I take a cognitive-behavioral, transdiagnostic approach to therapy. My approach emphasizes mindful acceptance, values and workability. Most often, I work within the framework of Acceptance and Committment Therapy (ACT; see Resources for more).
Cognitive-behavioral: The parts of human suffering and flourishing that are under our influence are driven by patterns in thinking and action, and how we relate to our thoughts and behaviors.
Transdiagnostic: Mental health is not cleanly divided into categories; rather, there are shared underlying tendencies that contribute to many sets of symptoms. These shared processes can be the target of therapy.

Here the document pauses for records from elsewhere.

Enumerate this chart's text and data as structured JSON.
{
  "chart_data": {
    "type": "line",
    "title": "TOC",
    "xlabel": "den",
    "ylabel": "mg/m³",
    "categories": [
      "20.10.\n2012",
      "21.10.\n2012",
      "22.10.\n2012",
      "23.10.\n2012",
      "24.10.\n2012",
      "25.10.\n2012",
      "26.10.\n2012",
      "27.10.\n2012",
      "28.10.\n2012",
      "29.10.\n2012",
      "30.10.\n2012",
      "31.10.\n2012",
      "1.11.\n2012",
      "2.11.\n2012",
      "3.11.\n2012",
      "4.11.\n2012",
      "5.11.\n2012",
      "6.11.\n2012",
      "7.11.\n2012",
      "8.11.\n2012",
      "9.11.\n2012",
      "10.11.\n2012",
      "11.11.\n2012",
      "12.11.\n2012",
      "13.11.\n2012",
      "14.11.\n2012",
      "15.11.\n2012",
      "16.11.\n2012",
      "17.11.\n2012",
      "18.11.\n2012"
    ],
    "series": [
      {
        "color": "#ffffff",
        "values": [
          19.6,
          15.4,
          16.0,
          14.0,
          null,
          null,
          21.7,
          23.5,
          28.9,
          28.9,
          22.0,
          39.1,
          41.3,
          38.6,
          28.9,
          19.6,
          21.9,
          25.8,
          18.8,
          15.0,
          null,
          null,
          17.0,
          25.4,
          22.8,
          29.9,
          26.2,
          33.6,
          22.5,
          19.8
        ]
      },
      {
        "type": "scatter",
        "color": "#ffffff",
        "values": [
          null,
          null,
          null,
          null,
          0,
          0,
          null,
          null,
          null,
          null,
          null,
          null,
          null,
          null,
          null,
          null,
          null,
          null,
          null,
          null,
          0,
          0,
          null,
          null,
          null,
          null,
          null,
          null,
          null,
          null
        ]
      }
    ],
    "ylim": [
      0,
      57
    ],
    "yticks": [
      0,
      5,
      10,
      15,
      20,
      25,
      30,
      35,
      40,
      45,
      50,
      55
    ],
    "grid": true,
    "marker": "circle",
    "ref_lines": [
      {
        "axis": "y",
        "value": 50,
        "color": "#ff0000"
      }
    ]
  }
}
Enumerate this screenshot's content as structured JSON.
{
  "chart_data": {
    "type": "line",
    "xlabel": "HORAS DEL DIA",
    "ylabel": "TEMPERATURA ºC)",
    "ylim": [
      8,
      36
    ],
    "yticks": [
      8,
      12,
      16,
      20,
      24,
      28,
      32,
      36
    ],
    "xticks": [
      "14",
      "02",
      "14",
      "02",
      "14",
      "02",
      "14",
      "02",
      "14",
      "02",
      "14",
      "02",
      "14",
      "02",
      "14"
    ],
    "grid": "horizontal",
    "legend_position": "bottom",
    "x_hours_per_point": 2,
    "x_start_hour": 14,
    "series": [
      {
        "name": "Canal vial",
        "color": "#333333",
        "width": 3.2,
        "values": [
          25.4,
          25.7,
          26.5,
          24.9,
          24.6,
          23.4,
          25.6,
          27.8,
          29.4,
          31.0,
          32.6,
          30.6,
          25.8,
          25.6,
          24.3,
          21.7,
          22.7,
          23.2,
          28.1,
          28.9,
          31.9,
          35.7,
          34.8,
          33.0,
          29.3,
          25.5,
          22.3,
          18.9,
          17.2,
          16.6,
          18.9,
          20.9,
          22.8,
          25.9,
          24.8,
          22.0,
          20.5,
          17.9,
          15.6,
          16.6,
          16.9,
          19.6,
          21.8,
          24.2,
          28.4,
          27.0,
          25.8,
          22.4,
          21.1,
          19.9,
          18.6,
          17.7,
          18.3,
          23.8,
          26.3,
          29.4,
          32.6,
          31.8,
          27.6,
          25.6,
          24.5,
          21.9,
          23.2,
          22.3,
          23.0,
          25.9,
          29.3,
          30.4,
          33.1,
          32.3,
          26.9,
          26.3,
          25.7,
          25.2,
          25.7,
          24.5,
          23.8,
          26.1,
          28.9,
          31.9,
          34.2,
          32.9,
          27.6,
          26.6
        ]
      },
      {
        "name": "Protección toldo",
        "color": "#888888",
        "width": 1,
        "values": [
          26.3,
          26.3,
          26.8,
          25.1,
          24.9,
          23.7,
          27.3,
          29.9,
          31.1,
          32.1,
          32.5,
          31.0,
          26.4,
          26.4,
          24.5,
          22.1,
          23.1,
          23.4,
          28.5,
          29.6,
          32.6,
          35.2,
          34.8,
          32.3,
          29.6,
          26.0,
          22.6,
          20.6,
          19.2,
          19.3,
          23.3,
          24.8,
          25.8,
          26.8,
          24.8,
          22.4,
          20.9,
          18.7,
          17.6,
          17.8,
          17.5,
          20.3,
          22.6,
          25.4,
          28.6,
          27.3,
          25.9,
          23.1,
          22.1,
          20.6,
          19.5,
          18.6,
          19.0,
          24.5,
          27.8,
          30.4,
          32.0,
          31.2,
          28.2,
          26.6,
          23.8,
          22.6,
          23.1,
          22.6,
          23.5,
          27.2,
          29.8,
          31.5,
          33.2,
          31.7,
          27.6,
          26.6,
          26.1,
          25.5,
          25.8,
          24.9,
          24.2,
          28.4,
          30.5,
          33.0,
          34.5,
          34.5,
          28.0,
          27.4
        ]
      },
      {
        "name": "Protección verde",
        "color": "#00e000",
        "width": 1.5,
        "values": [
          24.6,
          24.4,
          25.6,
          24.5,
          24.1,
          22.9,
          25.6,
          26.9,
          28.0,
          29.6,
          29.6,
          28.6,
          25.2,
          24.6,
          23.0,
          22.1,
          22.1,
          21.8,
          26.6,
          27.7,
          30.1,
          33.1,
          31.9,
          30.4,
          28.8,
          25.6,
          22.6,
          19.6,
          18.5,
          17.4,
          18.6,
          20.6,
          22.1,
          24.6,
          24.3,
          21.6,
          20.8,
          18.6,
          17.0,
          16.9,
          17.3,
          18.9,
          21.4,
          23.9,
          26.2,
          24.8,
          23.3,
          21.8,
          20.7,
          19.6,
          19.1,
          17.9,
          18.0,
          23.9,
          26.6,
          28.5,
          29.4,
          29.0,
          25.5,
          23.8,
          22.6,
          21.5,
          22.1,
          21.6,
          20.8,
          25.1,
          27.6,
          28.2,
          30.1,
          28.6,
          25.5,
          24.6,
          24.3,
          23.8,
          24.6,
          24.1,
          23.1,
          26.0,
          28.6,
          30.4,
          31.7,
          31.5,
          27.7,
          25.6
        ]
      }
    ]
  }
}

Mindful acceptance: We tend to be more effective, and suffer less, when we pay attention to experience in a way that is anchored in the present, nonjudgmental and nonreactive; and when we are willing to acknowledge and experience reality as it is.
Values: The best roadmap for navigating the difficult territory of the human condition is a personally authored definition of what matters most.
Workability: We are organisms with practical limits, living in conditions over which we have incomplete control. We must "do what works best," even though our best is not perfect.